Baseline 1.4.2

30.12.2008

This is quite a useful feature; after all, once you’ve done an initial purging of your drive’s contents, the next time you use a program like this, you really want to focus on just those files and folders that have changed. For example, you can see how much your iTunes Library folder has grown since you last scanned it. Or, if you run Baseline before and after installing a piece of software, you can quickly see exactly which files and folders were added or modified during the install.

How changed items are presented depends on the view. In TreeMap (graphical) view, new items and those that have increased in size are colored red; the darker the red, the greater the proportional change from the previous scan. Items that are smaller than they were in the previous scan are shown in a purplish-blue; again, the darker the color, the greater the change. In the image above, I've compared the most-recent scan of my boot volume with a scan I performed back in April.

In List and Column views, clicking on Show Differences changes the Size column so that it instead displays the change in size: positive numbers for items that have gotten bigger or are new, negative numbers for items that have gotten smaller or have been deleted (the names of the latter are colored gray). You can also click on Show Changed to limit the display to only those items that have changed since the previous scan.

In the image to the right, which shows the contents of /Users in Column view, you can see that only my home folder and the Shared folder have changed; the former has increased in size by over 9GB, while the latter has shrunk in size by nearly 134GB. Looking at the contents of the Shared folder, you can see that much of that reduction came from the deletion of the iTunes Music folder (which I had moved to another volume since the previous scan).

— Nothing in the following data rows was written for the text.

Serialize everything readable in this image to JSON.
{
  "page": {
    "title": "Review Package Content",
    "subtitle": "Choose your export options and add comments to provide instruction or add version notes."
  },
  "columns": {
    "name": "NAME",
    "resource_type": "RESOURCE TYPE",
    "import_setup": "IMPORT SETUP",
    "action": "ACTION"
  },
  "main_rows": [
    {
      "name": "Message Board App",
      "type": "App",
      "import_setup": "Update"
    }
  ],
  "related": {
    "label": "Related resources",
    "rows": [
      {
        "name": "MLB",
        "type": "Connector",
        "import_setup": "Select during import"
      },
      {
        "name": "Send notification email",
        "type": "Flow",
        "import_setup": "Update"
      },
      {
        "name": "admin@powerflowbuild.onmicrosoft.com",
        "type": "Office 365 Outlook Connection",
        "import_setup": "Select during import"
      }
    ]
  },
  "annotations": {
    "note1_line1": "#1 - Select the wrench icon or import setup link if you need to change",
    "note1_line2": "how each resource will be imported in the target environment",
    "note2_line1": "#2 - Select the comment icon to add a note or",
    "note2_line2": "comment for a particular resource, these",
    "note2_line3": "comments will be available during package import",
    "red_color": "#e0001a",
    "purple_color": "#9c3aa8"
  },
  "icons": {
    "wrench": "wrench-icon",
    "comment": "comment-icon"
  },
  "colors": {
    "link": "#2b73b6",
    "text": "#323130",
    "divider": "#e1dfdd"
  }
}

Another unique Baseline feature is that the program can generate a list of all duplicate files on a particular volume. The process is slow—a Duplicates scan of my startup drive, which contains 167GB of files, took nearly an hour to complete—but it works well, displaying a separate hierarchical list entry for each set of duplicates. Unlike some duplicate-searching utilities, Baseline scans the actual contents of each file, ignoring file names. And the Show Changed option works here, too: You can choose to view only those sets of duplicates where files have changed since the previous baseline.